While the government has linked the creation of such special economic zones and ports to Brexit, there is no prohibition on them under EU law.

In fact, the UK already had seven free ports from 1984 until 2012, but the policy was allowed to lapse by David Cameron’s government when legislation expired.

“Our analysis of freeports has shown that their impact on the UK economy will be negligible at best,” Dr Peter Holmes, Reader at the University of Sussex and UK Trade Policy Observatory fellow said.

“Their significance is largely symbolic for the UK Government and no more than a gesture at levelling-up. In reality, any jobs or increased economic activity within free ports is likely to come at the expense of other regions in the UK.

“When tariff rates are very low, there is little to be gained by cutting the cost of paying them. Any gains from additional urban regeneration measures which would not be helped by putting a fence round a port. Special subsidies to particular ports would be at the expense of places and if effective be liable to retaliation under the WTO subsidies code.”

The government says goods would not have to pay tariffs, import VAT or excise duty until they leave the freeport and enter the domestic UK market, with simplified customs procedures and declarations.

Tax incentives could include business rate discounts, stamp duty reductions, research and development tax credits, reduced requirements for employers to play national insurance, and bigger capital allowances.

Local planning authorities could also have their powers reduced to suit international business. The government says the policy is “a key part of delivering our ambition to level up the economy across the country.”

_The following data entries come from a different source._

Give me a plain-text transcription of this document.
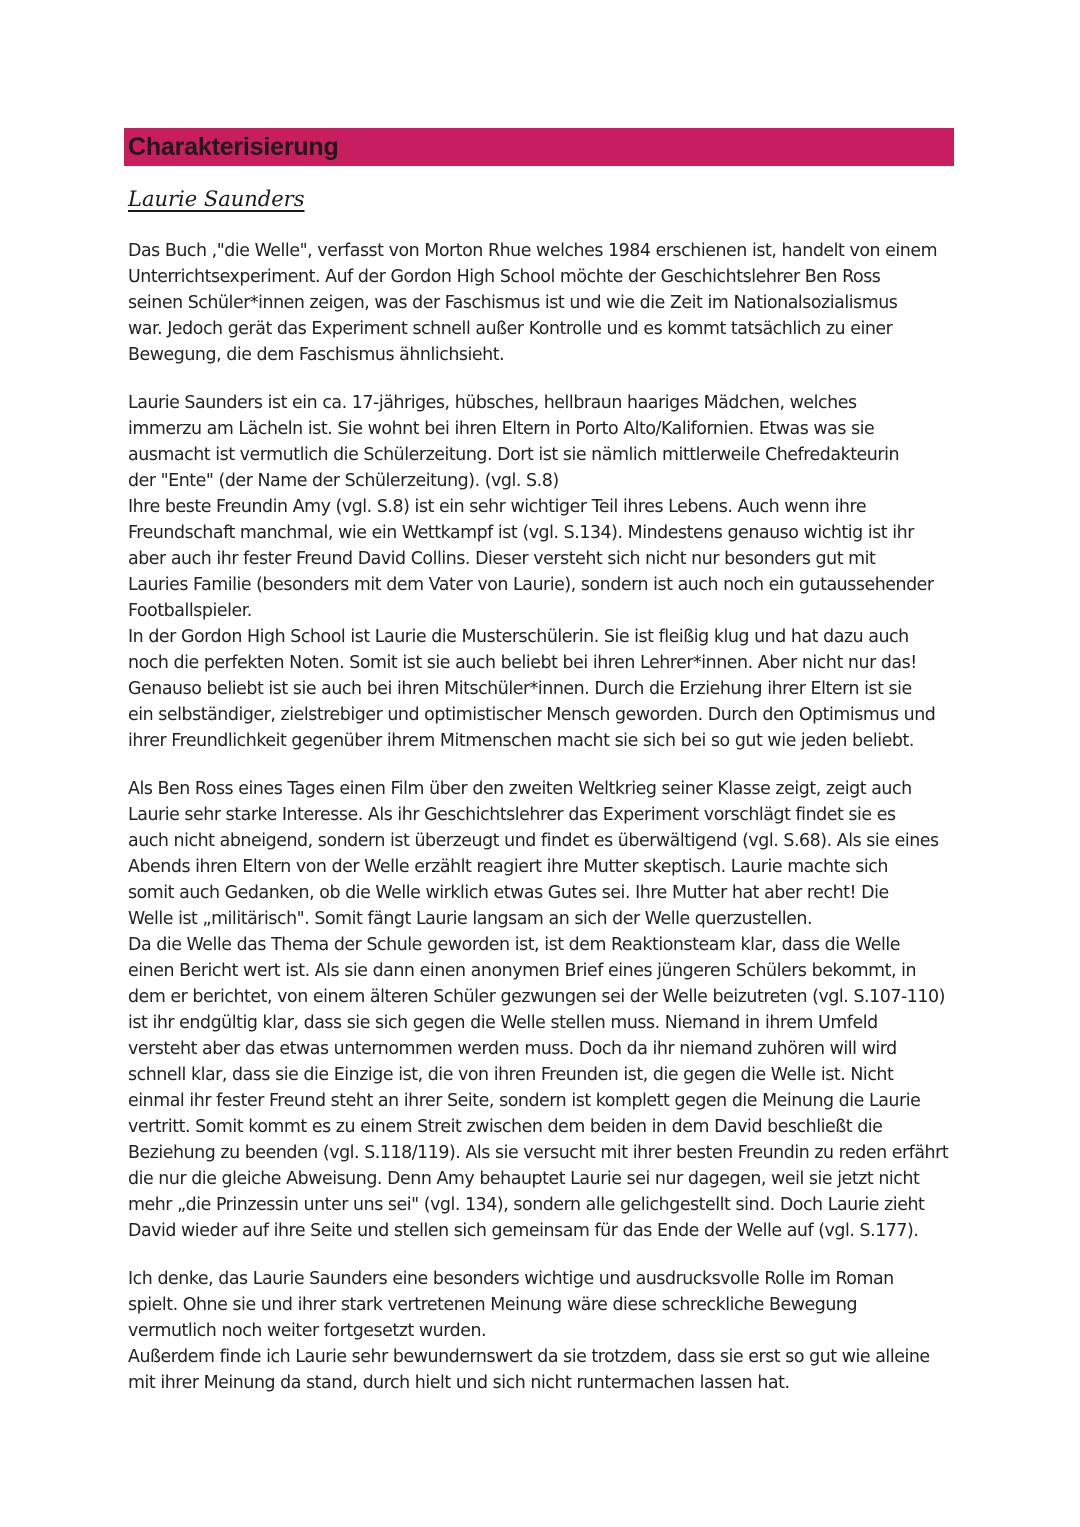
Charakterisierung
Laurie Saunders
Das Buch ,"die Welle", verfasst von Morton Rhue welches 1984 erschienen ist, handelt von einem
Unterrichtsexperiment. Auf der Gordon High School möchte der Geschichtslehrer Ben Ross
seinen Schüler*innen zeigen, was der Faschismus ist und wie die Zeit im Nationalsozialismus
war. Jedoch gerät das Experiment schnell außer Kontrolle und es kommt tatsächlich zu einer
Bewegung, die dem Faschismus ähnlichsieht.
Laurie Saunders ist ein ca. 17-jähriges, hübsches, hellbraun haariges Mädchen, welches
immerzu am Lächeln ist. Sie wohnt bei ihren Eltern in Porto Alto/Kalifornien. Etwas was sie
ausmacht ist vermutlich die Schülerzeitung. Dort ist sie nämlich mittlerweile Chefredakteurin
der "Ente" (der Name der Schülerzeitung). (vgl. S.8)
Ihre beste Freundin Amy (vgl. S.8) ist ein sehr wichtiger Teil ihres Lebens. Auch wenn ihre
Freundschaft manchmal, wie ein Wettkampf ist (vgl. S.134). Mindestens genauso wichtig ist ihr
aber auch ihr fester Freund David Collins. Dieser versteht sich nicht nur besonders gut mit
Lauries Familie (besonders mit dem Vater von Laurie), sondern ist auch noch ein gutaussehender
Footballspieler.
In der Gordon High School ist Laurie die Musterschülerin. Sie ist fleißig klug und hat dazu auch
noch die perfekten Noten. Somit ist sie auch beliebt bei ihren Lehrer*innen. Aber nicht nur das!
Genauso beliebt ist sie auch bei ihren Mitschüler*innen. Durch die Erziehung ihrer Eltern ist sie
ein selbständiger, zielstrebiger und optimistischer Mensch geworden. Durch den Optimismus und
ihrer Freundlichkeit gegenüber ihrem Mitmenschen macht sie sich bei so gut wie jeden beliebt.
Als Ben Ross eines Tages einen Film über den zweiten Weltkrieg seiner Klasse zeigt, zeigt auch
Laurie sehr starke Interesse. Als ihr Geschichtslehrer das Experiment vorschlägt findet sie es
auch nicht abneigend, sondern ist überzeugt und findet es überwältigend (vgl. S.68). Als sie eines
Abends ihren Eltern von der Welle erzählt reagiert ihre Mutter skeptisch. Laurie machte sich
somit auch Gedanken, ob die Welle wirklich etwas Gutes sei. Ihre Mutter hat aber recht! Die
Welle ist „militärisch". Somit fängt Laurie langsam an sich der Welle querzustellen.
Da die Welle das Thema der Schule geworden ist, ist dem Reaktionsteam klar, dass die Welle
einen Bericht wert ist. Als sie dann einen anonymen Brief eines jüngeren Schülers bekommt, in
dem er berichtet, von einem älteren Schüler gezwungen sei der Welle beizutreten (vgl. S.107-110)
ist ihr endgültig klar, dass sie sich gegen die Welle stellen muss. Niemand in ihrem Umfeld
versteht aber das etwas unternommen werden muss. Doch da ihr niemand zuhören will wird
schnell klar, dass sie die Einzige ist, die von ihren Freunden ist, die gegen die Welle ist. Nicht
einmal ihr fester Freund steht an ihrer Seite, sondern ist komplett gegen die Meinung die Laurie
vertritt. Somit kommt es zu einem Streit zwischen dem beiden in dem David beschließt die
Beziehung zu beenden (vgl. S.118/119). Als sie versucht mit ihrer besten Freundin zu reden erfährt
die nur die gleiche Abweisung. Denn Amy behauptet Laurie sei nur dagegen, weil sie jetzt nicht
mehr „die Prinzessin unter uns sei" (vgl. 134), sondern alle gelichgestellt sind. Doch Laurie zieht
David wieder auf ihre Seite und stellen sich gemeinsam für das Ende der Welle auf (vgl. S.177).
Ich denke, das Laurie Saunders eine besonders wichtige und ausdrucksvolle Rolle im Roman
spielt. Ohne sie und ihrer stark vertretenen Meinung wäre diese schreckliche Bewegung
vermutlich noch weiter fortgesetzt wurden.
Außerdem finde ich Laurie sehr bewundernswert da sie trotzdem, dass sie erst so gut wie alleine
mit ihrer Meinung da stand, durch hielt und sich nicht runtermachen lassen hat.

Speaking on Wednesday at the Commons international trade committee, Catherine Barnar, a professor of EU law at Cambridge University, told MPs that the previous iteration of the policy had ended because they were no longer deemed necessary.

“There was a sense that they’d rather run out of steam, that we have become more modern in terms of our delivery of customs and could do the work without the freeports,” she said.

Giving evidence to the same committee, the owners of various ports however welcomed the various tax advantages their users might be given.

The relatively limited advantages of freeports mirror other disappointing prospects of government trade policies. The Treasury admitted earlier this year that a planned free trade agreement with the United States would likely have a tiny effect on GDP of just 0.16 per cent. In April the UK economy shrunk by 20.4 per cent in a single month.

Similar planned deals with Australia and New Zealand would have likely essentially zero effect on GDP, another government analysis said.

The government says it needs to leave the EU’s customs union to sign the deals.